Hadoop HDFS is a distributed filesystem allowing remote callers to read and write data.
Hadoop YARN is a distributed job submission/execution engine allowing remote callers to submit arbitrary work into the cluster.
Unless a Hadoop cluster is deployed with caller authentication with Kerberos, anyone with network access to the servers has unrestricted access to the data and the ability to run whatever code they want in the system.
In production, there are generally three deployment patterns which can, with care, keep data and computing resources private. 1. Physical cluster: configure Hadoop security, usually bonded to the enterprise Kerberos/Active Directory systems. Good. 2. Cloud: transient or persistent single or multiple user/tenant cluster with private VLAN and security. Good. Consider Apache Knox for managing remote access to the cluster. 3. Cloud: transient single user/tenant cluster with private VLAN and no security at all. Requires careful network configuration as this is the sole means of securing the cluster.. Consider Apache Knox for managing remote access to the cluster.
If you deploy a Hadoop cluster in-cloud without security, and without configuring a VLAN to restrict access to trusted users, you are implicitly sharing your data and computing resources with anyone with network access
If you do deploy an insecure cluster this way then port scanners will inevitably find it and submit crypto-mining jobs. If this happens to you, please do not report this as a CVE or security issue: it is utterly predictable. Secure your cluster if you want to remain exclusively your cluster.

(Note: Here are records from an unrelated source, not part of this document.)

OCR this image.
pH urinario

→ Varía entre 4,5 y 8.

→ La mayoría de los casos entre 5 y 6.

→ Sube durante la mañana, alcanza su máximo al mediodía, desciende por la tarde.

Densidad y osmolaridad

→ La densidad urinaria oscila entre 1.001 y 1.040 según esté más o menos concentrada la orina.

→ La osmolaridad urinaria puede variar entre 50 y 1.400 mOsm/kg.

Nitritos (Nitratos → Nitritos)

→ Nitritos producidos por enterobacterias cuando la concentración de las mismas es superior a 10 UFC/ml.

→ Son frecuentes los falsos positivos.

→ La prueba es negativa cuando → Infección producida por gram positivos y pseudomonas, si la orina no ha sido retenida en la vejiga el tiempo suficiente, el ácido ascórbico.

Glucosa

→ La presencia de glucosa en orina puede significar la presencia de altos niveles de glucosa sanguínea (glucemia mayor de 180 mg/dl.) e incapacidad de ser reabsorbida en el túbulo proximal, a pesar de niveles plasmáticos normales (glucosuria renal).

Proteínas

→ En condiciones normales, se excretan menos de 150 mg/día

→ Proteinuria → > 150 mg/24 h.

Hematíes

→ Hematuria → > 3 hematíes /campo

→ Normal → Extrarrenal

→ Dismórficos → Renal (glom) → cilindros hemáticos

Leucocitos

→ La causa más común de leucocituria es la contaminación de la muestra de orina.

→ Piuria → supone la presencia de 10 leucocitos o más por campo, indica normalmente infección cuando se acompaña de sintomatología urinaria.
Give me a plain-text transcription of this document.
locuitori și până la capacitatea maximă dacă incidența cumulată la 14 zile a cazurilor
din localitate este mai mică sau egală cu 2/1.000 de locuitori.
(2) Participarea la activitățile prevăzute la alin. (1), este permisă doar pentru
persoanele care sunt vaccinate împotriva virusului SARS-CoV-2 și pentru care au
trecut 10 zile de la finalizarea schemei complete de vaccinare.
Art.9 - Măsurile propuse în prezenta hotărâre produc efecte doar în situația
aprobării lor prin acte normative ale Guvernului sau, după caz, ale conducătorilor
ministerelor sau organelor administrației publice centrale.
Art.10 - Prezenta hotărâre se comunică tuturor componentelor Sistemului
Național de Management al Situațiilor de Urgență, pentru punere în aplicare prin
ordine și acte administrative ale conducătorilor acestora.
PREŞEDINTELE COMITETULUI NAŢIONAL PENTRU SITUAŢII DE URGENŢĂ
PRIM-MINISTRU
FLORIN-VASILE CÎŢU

Finally, if you are using Hadoop as a service deployed/managed by someone else, do determine what security their products offer and make sure it meets your requirements.
The Hadoop documentation includes the information you need to get started using Hadoop. Begin with the Single Node Setup which shows you how to set up a single-node Hadoop installation. Then move on to the Cluster Setup to learn how to set up a multi-node Hadoop installation.
Before deploying Hadoop in production, read Hadoop in Secure Mode, and follow its instructions to secure your cluster.